One idea that I find fits well with these aspects is the use of Attributional styles - how an individual views negative and positive situations and events in their lives. Three core attributional styles have been developed and well researched since the 1970’s and I feel that they still fit, and can help us take a different perspective on life’s issues.

The three styles make up an interesting formula which when applied to issues can mark the difference between potentially a mentally healthy approach or not.

The three aspects are:

Do we take things too Personally?

This aspect covers the degree to which a person attributes an event to internal or external causes. we might attribute a bad experience to various outside influences whereas others we blame it all on themselves - it is all my fault.

Is the issue we are dealing with Permanent or Temporary?

This aspect covers characteristics considered stable versus unstable (across time). We could define an issue or failure as unstable “I just didn't study enough for this particular exam” whereas others might take what is consider a more stable approach "I'm never good at exam, I will always fail”.

Is the issue Pervasive? 

This distinction covers global versus specific and the extent of the effect of a particular issue. A more negative approach might be for example, “everyone hates me” “everything is bad in my life” as opposed to a more specific approach of “I am currently having issues with my partner over holiday plans” “my boss thinks I did not do a good job on that report”
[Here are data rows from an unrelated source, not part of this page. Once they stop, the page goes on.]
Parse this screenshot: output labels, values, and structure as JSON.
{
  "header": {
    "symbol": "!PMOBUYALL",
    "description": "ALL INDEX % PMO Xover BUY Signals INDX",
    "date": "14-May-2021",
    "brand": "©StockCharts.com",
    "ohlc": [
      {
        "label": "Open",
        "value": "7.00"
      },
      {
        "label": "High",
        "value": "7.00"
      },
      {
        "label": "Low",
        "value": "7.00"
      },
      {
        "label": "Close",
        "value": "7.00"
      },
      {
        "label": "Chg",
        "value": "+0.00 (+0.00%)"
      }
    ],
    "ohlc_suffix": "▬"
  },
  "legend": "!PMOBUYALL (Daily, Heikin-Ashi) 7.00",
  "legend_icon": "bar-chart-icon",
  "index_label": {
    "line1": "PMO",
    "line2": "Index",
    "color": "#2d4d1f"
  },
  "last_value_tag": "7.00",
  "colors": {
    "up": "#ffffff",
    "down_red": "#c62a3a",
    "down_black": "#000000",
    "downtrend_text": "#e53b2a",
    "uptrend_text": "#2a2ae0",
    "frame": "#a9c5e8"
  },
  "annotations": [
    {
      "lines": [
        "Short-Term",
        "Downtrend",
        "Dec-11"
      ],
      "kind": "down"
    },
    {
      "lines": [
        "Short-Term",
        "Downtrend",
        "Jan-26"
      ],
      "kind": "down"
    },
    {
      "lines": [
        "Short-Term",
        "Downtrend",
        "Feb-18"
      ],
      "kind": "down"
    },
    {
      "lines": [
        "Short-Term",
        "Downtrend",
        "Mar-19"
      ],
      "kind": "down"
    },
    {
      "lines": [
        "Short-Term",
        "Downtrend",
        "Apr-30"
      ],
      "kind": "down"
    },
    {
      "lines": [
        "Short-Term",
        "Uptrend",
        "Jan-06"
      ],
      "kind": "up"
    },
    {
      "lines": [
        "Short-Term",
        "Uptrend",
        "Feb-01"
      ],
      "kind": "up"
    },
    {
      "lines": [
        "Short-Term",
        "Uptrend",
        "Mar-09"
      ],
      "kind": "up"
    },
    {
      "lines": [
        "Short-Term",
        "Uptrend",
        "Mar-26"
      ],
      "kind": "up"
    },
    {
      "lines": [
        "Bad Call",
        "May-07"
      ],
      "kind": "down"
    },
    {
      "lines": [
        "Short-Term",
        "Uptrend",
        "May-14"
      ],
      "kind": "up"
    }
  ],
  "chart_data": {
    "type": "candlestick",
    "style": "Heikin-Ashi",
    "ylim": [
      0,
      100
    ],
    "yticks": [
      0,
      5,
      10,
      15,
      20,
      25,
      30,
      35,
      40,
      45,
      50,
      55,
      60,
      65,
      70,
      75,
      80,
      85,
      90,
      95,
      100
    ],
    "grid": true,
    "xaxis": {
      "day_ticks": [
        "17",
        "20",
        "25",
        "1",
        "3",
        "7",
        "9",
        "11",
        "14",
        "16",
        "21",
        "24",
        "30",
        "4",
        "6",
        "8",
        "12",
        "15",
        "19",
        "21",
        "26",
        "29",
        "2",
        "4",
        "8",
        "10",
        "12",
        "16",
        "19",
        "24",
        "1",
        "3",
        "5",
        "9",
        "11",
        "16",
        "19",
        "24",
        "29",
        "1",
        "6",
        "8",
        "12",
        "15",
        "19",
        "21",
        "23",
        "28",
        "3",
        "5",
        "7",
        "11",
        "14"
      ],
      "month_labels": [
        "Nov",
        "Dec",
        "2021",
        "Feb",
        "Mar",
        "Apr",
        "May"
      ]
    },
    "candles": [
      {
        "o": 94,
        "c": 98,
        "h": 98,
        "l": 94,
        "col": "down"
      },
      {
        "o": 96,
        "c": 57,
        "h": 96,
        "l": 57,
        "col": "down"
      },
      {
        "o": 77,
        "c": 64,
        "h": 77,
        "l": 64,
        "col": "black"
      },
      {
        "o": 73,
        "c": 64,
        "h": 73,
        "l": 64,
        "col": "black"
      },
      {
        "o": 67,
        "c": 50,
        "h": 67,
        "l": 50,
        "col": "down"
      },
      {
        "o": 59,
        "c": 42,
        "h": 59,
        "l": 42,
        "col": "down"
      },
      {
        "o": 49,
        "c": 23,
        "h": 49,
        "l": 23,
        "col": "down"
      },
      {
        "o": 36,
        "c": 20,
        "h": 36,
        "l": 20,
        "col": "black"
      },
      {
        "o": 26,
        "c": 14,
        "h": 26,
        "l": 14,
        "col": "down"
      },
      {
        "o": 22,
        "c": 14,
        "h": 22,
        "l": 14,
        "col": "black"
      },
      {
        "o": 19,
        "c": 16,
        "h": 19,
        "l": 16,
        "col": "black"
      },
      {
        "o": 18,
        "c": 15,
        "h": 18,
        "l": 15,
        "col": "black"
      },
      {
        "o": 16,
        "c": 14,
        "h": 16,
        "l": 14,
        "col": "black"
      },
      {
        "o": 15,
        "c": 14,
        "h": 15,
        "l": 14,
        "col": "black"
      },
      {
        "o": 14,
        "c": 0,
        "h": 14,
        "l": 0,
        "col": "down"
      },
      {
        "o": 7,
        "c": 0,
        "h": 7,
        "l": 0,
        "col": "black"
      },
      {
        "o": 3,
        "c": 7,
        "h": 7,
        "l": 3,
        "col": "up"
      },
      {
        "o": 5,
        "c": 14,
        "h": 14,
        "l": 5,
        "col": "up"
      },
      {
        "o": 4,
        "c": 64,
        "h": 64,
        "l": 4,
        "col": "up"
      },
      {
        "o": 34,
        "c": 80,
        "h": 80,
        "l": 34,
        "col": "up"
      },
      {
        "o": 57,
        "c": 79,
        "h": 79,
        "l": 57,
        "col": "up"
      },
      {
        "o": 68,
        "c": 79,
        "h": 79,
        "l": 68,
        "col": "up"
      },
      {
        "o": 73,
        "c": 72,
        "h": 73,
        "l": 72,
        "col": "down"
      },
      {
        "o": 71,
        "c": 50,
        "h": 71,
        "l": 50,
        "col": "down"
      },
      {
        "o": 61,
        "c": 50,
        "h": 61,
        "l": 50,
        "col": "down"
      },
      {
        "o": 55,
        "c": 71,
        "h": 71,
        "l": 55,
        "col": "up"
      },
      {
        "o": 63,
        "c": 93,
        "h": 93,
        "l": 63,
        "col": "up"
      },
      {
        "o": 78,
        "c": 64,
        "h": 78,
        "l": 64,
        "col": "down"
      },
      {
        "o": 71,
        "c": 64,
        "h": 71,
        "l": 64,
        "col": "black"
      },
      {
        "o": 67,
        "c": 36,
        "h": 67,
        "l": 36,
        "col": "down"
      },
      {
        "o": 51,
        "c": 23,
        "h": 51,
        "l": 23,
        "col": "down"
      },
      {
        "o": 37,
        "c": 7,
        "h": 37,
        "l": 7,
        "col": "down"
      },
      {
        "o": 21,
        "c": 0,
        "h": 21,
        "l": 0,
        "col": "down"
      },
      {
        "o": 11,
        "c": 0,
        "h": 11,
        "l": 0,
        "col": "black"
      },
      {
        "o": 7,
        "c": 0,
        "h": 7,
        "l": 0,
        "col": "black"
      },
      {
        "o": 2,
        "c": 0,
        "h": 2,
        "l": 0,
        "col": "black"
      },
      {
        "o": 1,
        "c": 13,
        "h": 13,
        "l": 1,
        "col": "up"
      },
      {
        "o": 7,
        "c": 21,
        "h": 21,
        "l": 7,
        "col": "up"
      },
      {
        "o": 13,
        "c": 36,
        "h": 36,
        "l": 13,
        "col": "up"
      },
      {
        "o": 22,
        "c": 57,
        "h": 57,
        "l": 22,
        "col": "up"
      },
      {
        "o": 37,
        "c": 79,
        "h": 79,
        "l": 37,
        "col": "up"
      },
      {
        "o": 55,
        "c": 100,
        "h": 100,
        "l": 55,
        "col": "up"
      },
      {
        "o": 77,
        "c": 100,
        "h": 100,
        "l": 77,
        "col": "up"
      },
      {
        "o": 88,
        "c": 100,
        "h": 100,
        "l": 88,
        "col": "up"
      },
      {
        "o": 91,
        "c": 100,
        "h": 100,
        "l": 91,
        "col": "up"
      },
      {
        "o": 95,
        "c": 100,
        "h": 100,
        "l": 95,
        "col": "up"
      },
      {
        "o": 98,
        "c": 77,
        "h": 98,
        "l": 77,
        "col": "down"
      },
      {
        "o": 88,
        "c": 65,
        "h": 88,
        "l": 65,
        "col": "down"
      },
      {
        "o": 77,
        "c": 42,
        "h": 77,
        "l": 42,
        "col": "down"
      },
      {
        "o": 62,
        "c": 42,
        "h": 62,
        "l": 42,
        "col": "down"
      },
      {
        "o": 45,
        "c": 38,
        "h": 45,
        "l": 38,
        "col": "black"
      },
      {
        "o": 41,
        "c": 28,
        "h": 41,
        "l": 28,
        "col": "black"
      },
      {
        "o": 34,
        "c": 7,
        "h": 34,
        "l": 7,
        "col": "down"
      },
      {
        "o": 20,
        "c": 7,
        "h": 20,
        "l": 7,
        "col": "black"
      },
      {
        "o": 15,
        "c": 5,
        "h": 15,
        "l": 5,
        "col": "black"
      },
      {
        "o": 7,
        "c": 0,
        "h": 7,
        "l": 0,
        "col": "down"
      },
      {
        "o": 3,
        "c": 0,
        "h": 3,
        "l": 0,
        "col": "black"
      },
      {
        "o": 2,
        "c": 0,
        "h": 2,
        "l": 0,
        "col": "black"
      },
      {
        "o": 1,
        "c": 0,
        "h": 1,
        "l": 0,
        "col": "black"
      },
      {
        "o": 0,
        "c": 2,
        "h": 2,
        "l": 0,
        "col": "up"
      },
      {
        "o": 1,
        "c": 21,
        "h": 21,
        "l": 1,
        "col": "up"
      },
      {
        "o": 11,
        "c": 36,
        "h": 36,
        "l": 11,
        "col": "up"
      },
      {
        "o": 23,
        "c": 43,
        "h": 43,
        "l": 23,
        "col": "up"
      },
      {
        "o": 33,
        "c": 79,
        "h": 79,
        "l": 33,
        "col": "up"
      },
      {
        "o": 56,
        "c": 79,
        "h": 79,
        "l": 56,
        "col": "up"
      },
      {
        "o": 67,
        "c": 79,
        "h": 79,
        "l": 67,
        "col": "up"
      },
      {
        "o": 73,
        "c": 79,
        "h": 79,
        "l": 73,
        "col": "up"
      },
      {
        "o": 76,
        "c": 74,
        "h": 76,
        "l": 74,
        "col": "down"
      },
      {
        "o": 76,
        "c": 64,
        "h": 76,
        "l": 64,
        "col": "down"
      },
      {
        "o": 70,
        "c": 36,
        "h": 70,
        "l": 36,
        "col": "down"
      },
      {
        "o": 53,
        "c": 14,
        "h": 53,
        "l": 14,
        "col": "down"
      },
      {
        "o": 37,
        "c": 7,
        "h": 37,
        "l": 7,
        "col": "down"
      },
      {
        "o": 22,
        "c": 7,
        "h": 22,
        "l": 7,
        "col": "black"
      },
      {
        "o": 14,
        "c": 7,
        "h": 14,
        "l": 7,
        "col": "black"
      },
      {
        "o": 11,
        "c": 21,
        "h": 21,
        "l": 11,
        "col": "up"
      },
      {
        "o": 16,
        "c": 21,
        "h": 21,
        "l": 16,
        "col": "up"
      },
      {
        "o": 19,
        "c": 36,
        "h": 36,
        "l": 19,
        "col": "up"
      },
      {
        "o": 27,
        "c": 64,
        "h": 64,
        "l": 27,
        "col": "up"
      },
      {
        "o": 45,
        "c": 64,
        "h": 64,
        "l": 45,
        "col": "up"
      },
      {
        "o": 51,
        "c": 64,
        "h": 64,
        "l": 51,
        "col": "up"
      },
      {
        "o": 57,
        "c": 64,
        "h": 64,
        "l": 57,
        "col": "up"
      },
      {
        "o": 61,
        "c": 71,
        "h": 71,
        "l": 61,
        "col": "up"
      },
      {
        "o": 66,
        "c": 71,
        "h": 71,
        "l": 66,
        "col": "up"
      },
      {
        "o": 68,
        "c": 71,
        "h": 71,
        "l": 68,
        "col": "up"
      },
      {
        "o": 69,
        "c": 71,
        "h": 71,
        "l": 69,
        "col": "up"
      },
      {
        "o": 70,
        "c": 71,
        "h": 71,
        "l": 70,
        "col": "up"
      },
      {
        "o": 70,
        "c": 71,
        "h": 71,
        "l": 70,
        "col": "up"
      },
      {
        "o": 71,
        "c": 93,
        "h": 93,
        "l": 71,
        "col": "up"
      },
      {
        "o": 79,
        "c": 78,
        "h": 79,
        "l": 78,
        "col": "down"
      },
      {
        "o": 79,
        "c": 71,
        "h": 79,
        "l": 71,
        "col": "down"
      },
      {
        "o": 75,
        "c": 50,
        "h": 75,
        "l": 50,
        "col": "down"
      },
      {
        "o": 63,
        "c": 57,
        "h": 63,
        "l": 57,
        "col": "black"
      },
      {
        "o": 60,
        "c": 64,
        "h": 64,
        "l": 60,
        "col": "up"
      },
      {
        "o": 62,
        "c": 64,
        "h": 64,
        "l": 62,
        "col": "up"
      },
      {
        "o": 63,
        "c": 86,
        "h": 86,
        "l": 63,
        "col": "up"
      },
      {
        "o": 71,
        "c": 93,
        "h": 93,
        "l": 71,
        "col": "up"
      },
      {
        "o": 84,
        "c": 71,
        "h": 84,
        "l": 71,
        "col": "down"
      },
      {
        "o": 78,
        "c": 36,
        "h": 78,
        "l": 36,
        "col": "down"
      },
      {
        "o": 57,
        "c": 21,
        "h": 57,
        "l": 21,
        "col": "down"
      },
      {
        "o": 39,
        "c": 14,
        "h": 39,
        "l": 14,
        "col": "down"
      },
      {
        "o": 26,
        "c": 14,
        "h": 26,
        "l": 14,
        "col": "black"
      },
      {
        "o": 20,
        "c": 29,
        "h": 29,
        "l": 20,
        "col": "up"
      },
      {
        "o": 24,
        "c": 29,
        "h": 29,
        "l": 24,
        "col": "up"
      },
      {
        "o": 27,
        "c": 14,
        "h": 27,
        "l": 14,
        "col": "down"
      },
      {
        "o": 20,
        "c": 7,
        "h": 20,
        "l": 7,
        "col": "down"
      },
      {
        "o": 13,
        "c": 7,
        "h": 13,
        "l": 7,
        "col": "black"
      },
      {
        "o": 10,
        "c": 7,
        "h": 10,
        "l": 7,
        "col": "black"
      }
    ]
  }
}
Slightly simplistic I know, but overall when dealing with negative, stressful issues in our life we are looking for a formula which addresses negative issues and adversity issues as:

More External / Unstable / Specific 

as opposed to 

Completely Internal / Permanent / Global 

It is not always easy to apply this formula and it may not be appropriate to all situations, but I feel that this is a good start as a formula for good mental health in difficult and adverse situations.